11 July 2011

Zadar: On Dry Land

The Mediterranean is quite a seductress. Even in a city like Zadar, it's easy to just spend all your time on or by the water. It takes a lot to pull yourself away and move inland. Zadar's Old Town is filled with Renaissance and Romanesque buildings, white stones walkways and orange roofs for as far as the eye can see. There's a reason that it feels a lot like Italy, as it was part of the Roman Empire, then the Republic of Venice and then, briefly, part of Italy proper (after its foray as Austrian). We could have/should have done more sightseeing, but were content to just walk around on dry land for a while.
On Zadar's peninsula, if a building isn't old or white (or old and white) it's a pizza shop. The pies are more reminiscent of New York than Italy, floppy and cut diagonally and sold by the "piece" aka slice. Outside of the Old Town, most people pick up a Croatian savory pastry called burek for a bite on the go. There are bakeries absolutely everywhere in Zadar. Near the sights, though, it's all pizza all the time. And gelato.
Lace-makers line a number of streets, setting their chairs up close to the walls to get whatever bit of shade a roof above can offer. A few have doilies set out for sale, but most are just content to sit quietly amongst friends and make lace. So close to the island, I assume they are making Pag lace or "white gold," as it is referred to. I don't know enough about it to be able to tell.
Zadar has been populated since prehistoric times, making this church from the 9th century seem almost modern. Almost. It is St. Donatus Church and is the most important preserved structure in all of Dalmatia. We climbed the bell tower next door, from which we hear a tune from our apartment miles away each morning, and were able to see the rotunda's orange roof, shingled in a spiral of bright terracotta. Beyond it was the sea, the perfect, complimentary blue sea, and we were lured to the wet side once more. Moving inland again hours later, on our way home.
Outside the center, Zadar seems a lot more familiar, more local and less touristy. Like in any other town in any other country, a carnival was set up - it's not a summer night without people spinning around in the air and bouncing off of one another in bumper cars. It took so long for the sun to set that by the time the neon lights had their proper black backdrop, most of the drowsy children were draped over their parents' shoulders. A few teenage girls waited for their dates in more-date-than-carnival-ride-friendly attire.
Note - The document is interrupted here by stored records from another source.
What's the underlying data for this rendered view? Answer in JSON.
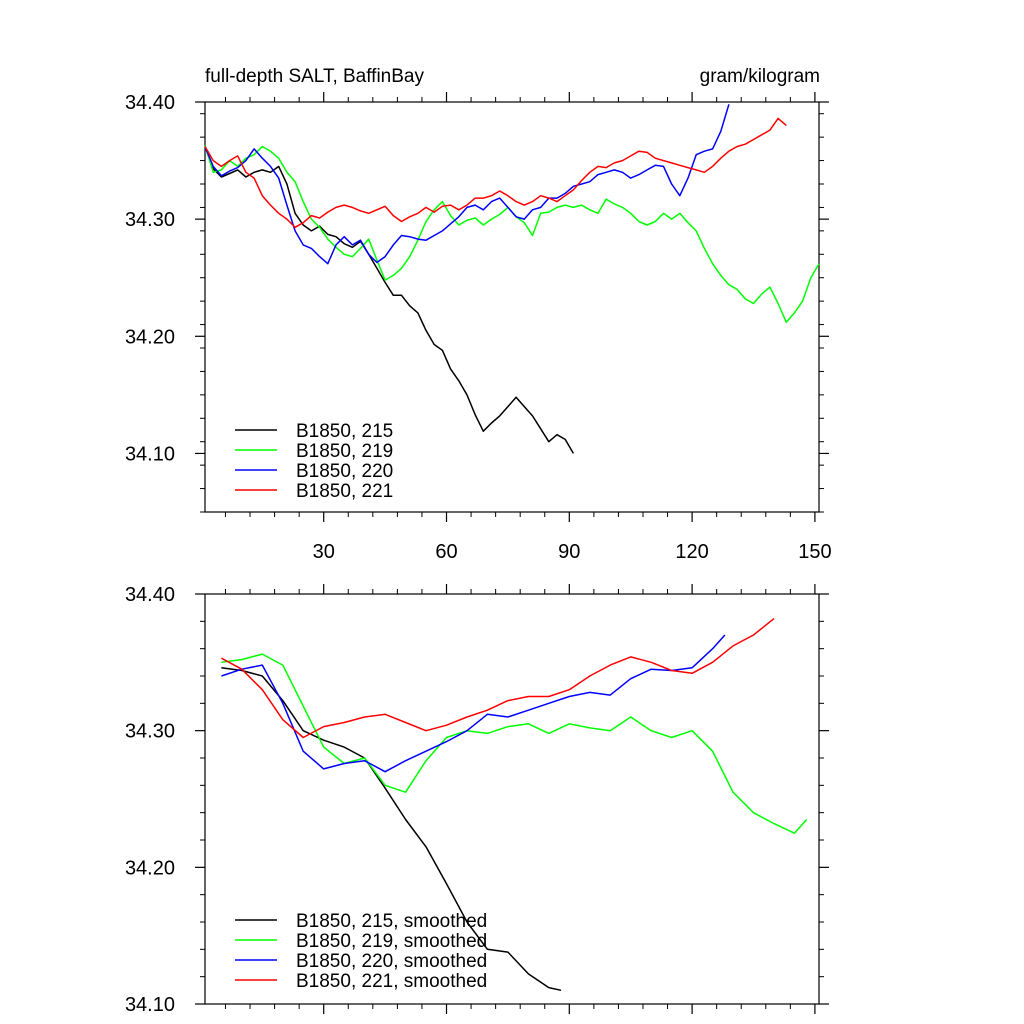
{
  "page": {
    "background": "#ffffff"
  },
  "chart_data": [
    {
      "type": "line",
      "title_left": "full-depth SALT, BaffinBay",
      "title_right": "gram/kilogram",
      "xlabel": "",
      "ylabel": "",
      "xlim": [
        1,
        151
      ],
      "ylim": [
        34.05,
        34.4
      ],
      "xticks": [
        30,
        60,
        90,
        120,
        150
      ],
      "xtick_labels": [
        "30",
        "60",
        "90",
        "120",
        "150"
      ],
      "yticks": [
        34.1,
        34.2,
        34.3,
        34.4
      ],
      "ytick_labels": [
        "34.10",
        "34.20",
        "34.30",
        "34.40"
      ],
      "grid": false,
      "legend_position": "bottom-left",
      "series": [
        {
          "name": "B1850, 215",
          "color": "#000000",
          "x": [
            1,
            3,
            5,
            7,
            9,
            11,
            13,
            15,
            17,
            19,
            21,
            23,
            25,
            27,
            29,
            31,
            33,
            35,
            37,
            39,
            41,
            43,
            45,
            47,
            49,
            51,
            53,
            55,
            57,
            59,
            61,
            63,
            65,
            67,
            69,
            71,
            73,
            75,
            77,
            79,
            81,
            83,
            85,
            87,
            89,
            91
          ],
          "y": [
            34.362,
            34.343,
            34.336,
            34.339,
            34.342,
            34.336,
            34.34,
            34.342,
            34.34,
            34.345,
            34.33,
            34.305,
            34.295,
            34.29,
            34.294,
            34.287,
            34.285,
            34.279,
            34.276,
            34.281,
            34.27,
            34.258,
            34.246,
            34.235,
            34.235,
            34.226,
            34.22,
            34.205,
            34.193,
            34.188,
            34.172,
            34.162,
            34.15,
            34.133,
            34.119,
            34.126,
            34.132,
            34.14,
            34.148,
            34.14,
            34.132,
            34.121,
            34.11,
            34.116,
            34.112,
            34.1
          ]
        },
        {
          "name": "B1850, 219",
          "color": "#00ff00",
          "x": [
            1,
            3,
            5,
            7,
            9,
            11,
            13,
            15,
            17,
            19,
            21,
            23,
            25,
            27,
            29,
            31,
            33,
            35,
            37,
            39,
            41,
            43,
            45,
            47,
            49,
            51,
            53,
            55,
            57,
            59,
            61,
            63,
            65,
            67,
            69,
            71,
            73,
            75,
            77,
            79,
            81,
            83,
            85,
            87,
            89,
            91,
            93,
            95,
            97,
            99,
            101,
            103,
            105,
            107,
            109,
            111,
            113,
            115,
            117,
            119,
            121,
            123,
            125,
            127,
            129,
            131,
            133,
            135,
            137,
            139,
            141,
            143,
            145,
            147,
            149,
            151
          ],
          "y": [
            34.363,
            34.34,
            34.342,
            34.35,
            34.345,
            34.352,
            34.355,
            34.362,
            34.358,
            34.352,
            34.34,
            34.332,
            34.315,
            34.3,
            34.293,
            34.283,
            34.276,
            34.27,
            34.268,
            34.275,
            34.283,
            34.265,
            34.248,
            34.252,
            34.258,
            34.268,
            34.282,
            34.298,
            34.308,
            34.315,
            34.303,
            34.295,
            34.299,
            34.301,
            34.295,
            34.3,
            34.304,
            34.31,
            34.302,
            34.297,
            34.286,
            34.305,
            34.306,
            34.31,
            34.312,
            34.31,
            34.312,
            34.308,
            34.305,
            34.317,
            34.313,
            34.31,
            34.305,
            34.298,
            34.295,
            34.298,
            34.305,
            34.3,
            34.305,
            34.297,
            34.29,
            34.275,
            34.262,
            34.252,
            34.244,
            34.24,
            34.232,
            34.228,
            34.236,
            34.242,
            34.228,
            34.212,
            34.22,
            34.23,
            34.25,
            34.262
          ]
        },
        {
          "name": "B1850, 220",
          "color": "#0000ff",
          "x": [
            1,
            3,
            5,
            7,
            9,
            11,
            13,
            15,
            17,
            19,
            21,
            23,
            25,
            27,
            29,
            31,
            33,
            35,
            37,
            39,
            41,
            43,
            45,
            47,
            49,
            51,
            53,
            55,
            57,
            59,
            61,
            63,
            65,
            67,
            69,
            71,
            73,
            75,
            77,
            79,
            81,
            83,
            85,
            87,
            89,
            91,
            93,
            95,
            97,
            99,
            101,
            103,
            105,
            107,
            109,
            111,
            113,
            115,
            117,
            119,
            121,
            123,
            125,
            127,
            129
          ],
          "y": [
            34.362,
            34.345,
            34.337,
            34.341,
            34.344,
            34.35,
            34.36,
            34.352,
            34.345,
            34.335,
            34.312,
            34.29,
            34.278,
            34.275,
            34.268,
            34.262,
            34.278,
            34.285,
            34.278,
            34.282,
            34.27,
            34.263,
            34.268,
            34.278,
            34.286,
            34.285,
            34.283,
            34.282,
            34.286,
            34.29,
            34.296,
            34.302,
            34.31,
            34.312,
            34.308,
            34.315,
            34.318,
            34.31,
            34.302,
            34.3,
            34.308,
            34.31,
            34.318,
            34.318,
            34.322,
            34.328,
            34.33,
            34.332,
            34.338,
            34.34,
            34.342,
            34.34,
            34.335,
            34.338,
            34.342,
            34.346,
            34.345,
            34.33,
            34.32,
            34.335,
            34.355,
            34.358,
            34.36,
            34.375,
            34.398
          ]
        },
        {
          "name": "B1850, 221",
          "color": "#ff0000",
          "x": [
            1,
            3,
            5,
            7,
            9,
            11,
            13,
            15,
            17,
            19,
            21,
            23,
            25,
            27,
            29,
            31,
            33,
            35,
            37,
            39,
            41,
            43,
            45,
            47,
            49,
            51,
            53,
            55,
            57,
            59,
            61,
            63,
            65,
            67,
            69,
            71,
            73,
            75,
            77,
            79,
            81,
            83,
            85,
            87,
            89,
            91,
            93,
            95,
            97,
            99,
            101,
            103,
            105,
            107,
            109,
            111,
            113,
            115,
            117,
            119,
            121,
            123,
            125,
            127,
            129,
            131,
            133,
            135,
            137,
            139,
            141,
            143
          ],
          "y": [
            34.362,
            34.35,
            34.345,
            34.35,
            34.354,
            34.34,
            34.335,
            34.32,
            34.312,
            34.305,
            34.3,
            34.293,
            34.297,
            34.303,
            34.301,
            34.306,
            34.31,
            34.312,
            34.31,
            34.307,
            34.305,
            34.308,
            34.311,
            34.303,
            34.298,
            34.302,
            34.305,
            34.31,
            34.306,
            34.311,
            34.312,
            34.308,
            34.312,
            34.318,
            34.318,
            34.32,
            34.324,
            34.32,
            34.315,
            34.312,
            34.315,
            34.32,
            34.318,
            34.315,
            34.32,
            34.325,
            34.333,
            34.34,
            34.345,
            34.344,
            34.348,
            34.35,
            34.354,
            34.358,
            34.357,
            34.352,
            34.35,
            34.348,
            34.346,
            34.344,
            34.342,
            34.34,
            34.345,
            34.352,
            34.358,
            34.362,
            34.364,
            34.368,
            34.372,
            34.376,
            34.386,
            34.38
          ]
        }
      ]
    },
    {
      "type": "line",
      "title_left": "",
      "title_right": "",
      "xlabel": "",
      "ylabel": "",
      "xlim": [
        1,
        151
      ],
      "ylim": [
        34.1,
        34.4
      ],
      "xticks": [
        30,
        60,
        90,
        120,
        150
      ],
      "yticks": [
        34.1,
        34.2,
        34.3,
        34.4
      ],
      "ytick_labels": [
        "34.10",
        "34.20",
        "34.30",
        "34.40"
      ],
      "grid": false,
      "legend_position": "bottom-left",
      "series": [
        {
          "name": "B1850, 215, smoothed",
          "color": "#000000",
          "x": [
            5,
            10,
            15,
            20,
            25,
            30,
            35,
            40,
            45,
            50,
            55,
            60,
            65,
            70,
            75,
            80,
            85,
            88
          ],
          "y": [
            34.346,
            34.344,
            34.34,
            34.322,
            34.3,
            34.293,
            34.288,
            34.28,
            34.258,
            34.235,
            34.215,
            34.188,
            34.16,
            34.14,
            34.138,
            34.122,
            34.112,
            34.11
          ]
        },
        {
          "name": "B1850, 219, smoothed",
          "color": "#00ff00",
          "x": [
            5,
            10,
            15,
            20,
            25,
            30,
            35,
            40,
            45,
            50,
            55,
            60,
            65,
            70,
            75,
            80,
            85,
            90,
            95,
            100,
            105,
            110,
            115,
            120,
            125,
            130,
            135,
            140,
            145,
            148
          ],
          "y": [
            34.35,
            34.352,
            34.356,
            34.348,
            34.318,
            34.288,
            34.276,
            34.28,
            34.26,
            34.255,
            34.278,
            34.295,
            34.3,
            34.298,
            34.303,
            34.305,
            34.298,
            34.305,
            34.302,
            34.3,
            34.31,
            34.3,
            34.295,
            34.3,
            34.285,
            34.255,
            34.24,
            34.232,
            34.225,
            34.235
          ]
        },
        {
          "name": "B1850, 220, smoothed",
          "color": "#0000ff",
          "x": [
            5,
            10,
            15,
            20,
            25,
            30,
            35,
            40,
            45,
            50,
            55,
            60,
            65,
            70,
            75,
            80,
            85,
            90,
            95,
            100,
            105,
            110,
            115,
            120,
            125,
            128
          ],
          "y": [
            34.34,
            34.345,
            34.348,
            34.32,
            34.285,
            34.272,
            34.276,
            34.278,
            34.27,
            34.278,
            34.285,
            34.292,
            34.3,
            34.312,
            34.31,
            34.315,
            34.32,
            34.325,
            34.328,
            34.326,
            34.338,
            34.345,
            34.344,
            34.346,
            34.36,
            34.37
          ]
        },
        {
          "name": "B1850, 221, smoothed",
          "color": "#ff0000",
          "x": [
            5,
            10,
            15,
            20,
            25,
            30,
            35,
            40,
            45,
            50,
            55,
            60,
            65,
            70,
            75,
            80,
            85,
            90,
            95,
            100,
            105,
            110,
            115,
            120,
            125,
            130,
            135,
            140
          ],
          "y": [
            34.353,
            34.345,
            34.33,
            34.308,
            34.295,
            34.303,
            34.306,
            34.31,
            34.312,
            34.306,
            34.3,
            34.304,
            34.31,
            34.315,
            34.322,
            34.325,
            34.325,
            34.33,
            34.34,
            34.348,
            34.354,
            34.35,
            34.344,
            34.342,
            34.35,
            34.362,
            34.37,
            34.382
          ]
        }
      ]
    }
  ]
}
At a bar on the corner, on significantly less 'dry' land, a bucket of sardines ("70 pounds," we were told) were lined up on a grill, one next to the other like, well, sardines. As a row finished, they were piled onto a plastic plate, topped with a nub of crusty bread and placed on a table as a complimentary snack. Definitely beats a bowl full of beer nuts. At about 10pm, most of the nibbling bar goers were just starting their evening. Zadar's Garden Festival was taking place, a series of concerts and after-show boat parties that draws crowds every year. I heard a few thumps of music when I got up for a drink of water in the night, hours later, and then happily snuggled right back into bed.